Terminato con gli autografi, Raul cominciò affascinato a curiosare nella stanza tra i tanti e disordinati libri di Riccardo.

"Sono tutti tuoi questi libri?"

"Si, naturalmente."

"E li hai letti tutti?"

"Tutti. Qualcuno più che letto l'ho studiato. Qualcuno a dire il vero lo devo ancora studiare."

"Deve essere bello come passatempo. A casa mia di libri non ce n'erano. Solo quelli per imparare a leggere e scrivere, che ci siamo passati l'uno all'altro." Mentre parlava, evidentemente a suo agio, riaffiorava leggermente il suo simpatico accento portoghese. "Ora i più piccoli possono studiare di più, anche grazie alla mia fortuna. Ma la mia fortuna è dovuta anche a questo: a casa non c'era quasi posto neanche per noi, ed erano tutti contenti che noi andassimo a giocare fuori. E io giocavo a pallone tutto il giorno, ovunque: tornavo a casa solo per dormire e mangiare. Mi divertivo, ed ero anche bravo, come puoi immaginare."

"Hai detto che hai fatto solo le elementari?"

"Neanche tutte. Forse due o tre anni. Mi piacerebbe mandare un po' di soldi anche alla mia vecchia scuola. Adesso sto studiando l'italiano, e mi riesce abbastanza bene. Ma le altre materie no, non sono portato. Mi ero iscritto a una di quelle scuole per gli adulti, e ho mollato subito."

"Io ho sempre avuto bisogno di leggere. Di storie nuove, di fantasia, più che altro. Forse perché da piccolo mi leggevano sempre le favole prima di dormire."

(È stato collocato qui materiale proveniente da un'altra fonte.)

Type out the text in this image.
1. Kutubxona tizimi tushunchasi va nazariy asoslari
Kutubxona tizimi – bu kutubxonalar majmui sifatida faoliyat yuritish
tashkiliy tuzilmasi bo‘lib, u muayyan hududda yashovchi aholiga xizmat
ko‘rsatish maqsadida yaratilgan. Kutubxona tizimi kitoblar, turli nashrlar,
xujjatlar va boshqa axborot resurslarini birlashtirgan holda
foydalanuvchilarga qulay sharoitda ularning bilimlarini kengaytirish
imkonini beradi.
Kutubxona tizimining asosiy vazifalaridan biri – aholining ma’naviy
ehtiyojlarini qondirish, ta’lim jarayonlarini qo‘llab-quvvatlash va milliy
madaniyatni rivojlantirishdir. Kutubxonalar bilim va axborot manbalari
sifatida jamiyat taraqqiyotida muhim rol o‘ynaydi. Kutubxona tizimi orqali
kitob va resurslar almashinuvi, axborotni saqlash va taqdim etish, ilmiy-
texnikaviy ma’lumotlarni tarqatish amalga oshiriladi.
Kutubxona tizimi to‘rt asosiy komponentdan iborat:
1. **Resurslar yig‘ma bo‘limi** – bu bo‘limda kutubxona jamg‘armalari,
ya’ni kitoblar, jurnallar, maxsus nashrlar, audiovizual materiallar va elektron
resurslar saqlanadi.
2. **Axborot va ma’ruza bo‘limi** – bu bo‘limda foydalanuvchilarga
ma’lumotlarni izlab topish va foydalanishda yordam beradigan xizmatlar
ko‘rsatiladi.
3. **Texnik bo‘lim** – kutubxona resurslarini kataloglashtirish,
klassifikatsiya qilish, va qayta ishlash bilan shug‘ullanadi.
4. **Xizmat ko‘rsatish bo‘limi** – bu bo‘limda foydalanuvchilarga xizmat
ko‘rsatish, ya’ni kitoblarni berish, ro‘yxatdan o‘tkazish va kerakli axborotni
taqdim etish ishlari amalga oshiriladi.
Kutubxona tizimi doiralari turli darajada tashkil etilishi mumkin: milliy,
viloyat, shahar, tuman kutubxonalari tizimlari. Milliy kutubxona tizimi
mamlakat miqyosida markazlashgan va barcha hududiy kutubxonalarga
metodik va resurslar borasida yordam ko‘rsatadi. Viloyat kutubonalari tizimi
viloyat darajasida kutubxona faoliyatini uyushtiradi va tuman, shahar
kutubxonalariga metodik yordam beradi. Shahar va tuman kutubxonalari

"Anche a me mi raccontavano le favole. Mia mamma, o anche le mie sorelle. Ma le sapevano tutte a memoria, o forse le inventavano. D'altronde mia mamma tuttora non sa leggere. Ma qui in Italia vado spesso al cinema. E' bello, mi piace."

"Come hai detto che ti chiami?"

"Tutti gli amici mi chiamano Raul. Potete chiamarmi così anche voi, se volete", rispose l'ospite ai genitori di Riccardo.

La cena era andata via tranquilla, con Raul di poche parole, ma cortese ed educato. Quando gli fu chiesto da dove venisse, si ricordò di una serata di beneficenza in un quartiere periferico e popolare di Palermo e disse di venire da lì. Sembrava quasi che parlasse della povertà del suo Brasile.

"E stasera dove dormi? Vuoi dormire da noi? C'è posto, se vuoi."

"No grazie. Ho dei conoscenti qui a Roma." Poi, terminato l'ultimo boccone del dessert: "Complimenti, signora: è tutto davvero molto buono."

"Oh, non esagerare. Proprio niente di particolare. Se avessi saputo prima che ti fermavi a mangiare ti avrei fatto trovare qualcosa di meglio."

"Riccardo, vuoi venire anche tu con me in discoteca questa sera? Conosco un locale davvero carino." Riccardo esitò alla proposta del suo amico. Le discoteche in genere non erano davvero la sua passione; però gli dispiaceva che quella giornata così straordinaria finisse in maniera banale, ed era tentato di seguire il suo idolo per quanto possibile.

"Visto l'esito dell'esame te lo meriti davvero di concederti una serata di svago", commentò suo padre.

"Va bene, mi avete convinto: stasera vado a ballare. Datemi solo il tempo di vestirmi in maniera un po' più adatta."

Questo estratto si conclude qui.